Белый лебедь - Страница 61
— Грейсон!
Эммелайн бросилась к нему, повисла у него на руке, изо всех сил стараясь его оттащить. Но он не замечал ее. Давно сдерживаемая ярость вырвалась на волю, обволакивая его и сводя с ума. Но его это не остановило.
Он еще крепче сжал пальцы, и человек побагровел, задыхаясь.
— Грейсон, ты делаешь ему больно!
— Стараюсь, — буркнул он. Эммелайн побледнела.
— Тогда тебе придется причинить боль и мне, потому что я так же виновата, как и Ричард.
Ричард.
Это имя резануло его. Она зовет его по имени.

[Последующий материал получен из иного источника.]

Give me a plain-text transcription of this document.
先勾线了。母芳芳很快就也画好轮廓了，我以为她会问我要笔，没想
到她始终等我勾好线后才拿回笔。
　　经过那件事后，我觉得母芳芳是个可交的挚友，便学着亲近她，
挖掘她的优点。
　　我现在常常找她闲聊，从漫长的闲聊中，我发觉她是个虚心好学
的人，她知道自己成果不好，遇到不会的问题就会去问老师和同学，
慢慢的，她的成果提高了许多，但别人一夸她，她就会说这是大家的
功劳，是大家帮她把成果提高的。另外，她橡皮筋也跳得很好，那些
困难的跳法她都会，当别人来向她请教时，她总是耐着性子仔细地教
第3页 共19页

Значит — близость.
Грейсон взревел и разжал руки. Дыхание вылетало из его груди короткими прерывистыми залпами. Он медленно перевел взгляд с матери на незнакомца.
— Держитесь от нее подальше, — прошипел он. — Иначе в другой раз вы так дешево не отделаетесь.
Ричард тяжело съехал по стене, сжимая руками горло. Не глядя на него, Грейсон властно взял мать за руку и вывел из комнаты, потом из гостиницы. Точно рассерженный родитель, уводящий дочь — прогульщицу, он втолкнул ее в экипаж. Оказавшись в карете, Эммелайн выдернула руку.
— Грейсон Хоторн, мне не три года! — Он хмуро взглянул на нее.
— Я знаю. Вы моя мать. — Она отвела взгляд.
— Как бы то ни было, ведь ничего же не случилось. По крайней мере серьезного.
— Я нахожу вас в номере гостиницы наедине с мужчиной, не являющимся вашим мужем, и вы утверждаете, что это несерьезно?
Она посмотрела на него тяжелым взглядом и вздохнула:
— Ах, Грейсон, жизнь состоит не только из белого и черного цветов. В ней порой встречаются серые оттенки, в которых ты никогда не пытался разобраться.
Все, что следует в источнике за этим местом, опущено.